2La formulation même comporte si ce n’est une réponse, au moins des éléments qui orientent très directement le propos. On sent poindre en effet une dose de nostalgie, qui laisse imaginer qu’une distinction naguère très nette aurait aujourd’hui sombré. Partant, une seconde question, plus iconoclaste sans doute, se profilerait derrière une éventuelle réponse affirmative. Si la distinction entre les régimes séparatistes et communautaires n’a plus de sens aujourd’hui, à quoi bon conserver une diversité de régimes ? En définitive, répondre que la distinction n’a plus de sens reviendrait, certes de manière indirecte, à remettre en cause le principe même de liberté des conventions matrimoniales. Une telle approche serait bien évidemment excessive, vaine juridiquement et, finalement, assez fausse.

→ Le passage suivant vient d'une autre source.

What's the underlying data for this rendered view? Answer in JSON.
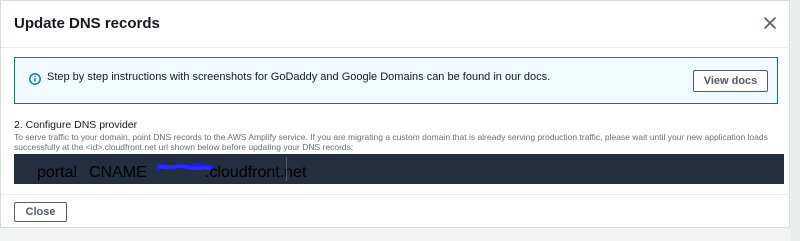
{
  "modal": {
    "title": "Update DNS records",
    "info": {
      "text": "Step by step instructions with screenshots for GoDaddy and Google Domains can be found in our docs.",
      "button_label": "View docs"
    },
    "section": {
      "title": "2. Configure DNS provider",
      "description": "To serve traffic to your domain, point DNS records to the AWS Amplify service. If you are migrating a custom domain that is already serving production traffic, please wait until your new application loads successfully at the <id>.cloudfront.net url shown below before updating your DNS records:"
    },
    "dns_record": {
      "name": "portal",
      "type": "CNAME",
      "value_suffix": ".cloudfront.net"
    },
    "close_label": "Close"
  },
  "colors": {
    "info_border": "#0073bb",
    "info_bg": "#f1faff",
    "code_bg": "#232f3e",
    "redaction": "#1a1aff"
  },
  "icons": [
    "close-icon",
    "info-icon"
  ]
}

3En s’interrogeant sur la persistance aujourd’hui de la distinction entre les régimes séparatistes et communautaires, il s’agit en réalité de s’interroger sur le caractère hermétique ou au contraire poreux de la frontière distinguant les régimes d’inspiration communautaire et les régimes d’inspiration séparatiste. Le propos consiste en somme à évaluer les relations qu’entretiennent entre les deux grands types de régimes matrimoniaux. Pour ce faire, un point de départ pourrait être une affirmation, souvent lue, régulièrement citée et répétée, de manière quasi-incantatoire : les régimes séparatistes se communautariseraient de plus en plus. À rebours, un phénomène inverse existerait au sein des régimes communautaires, l’autonomie progressant.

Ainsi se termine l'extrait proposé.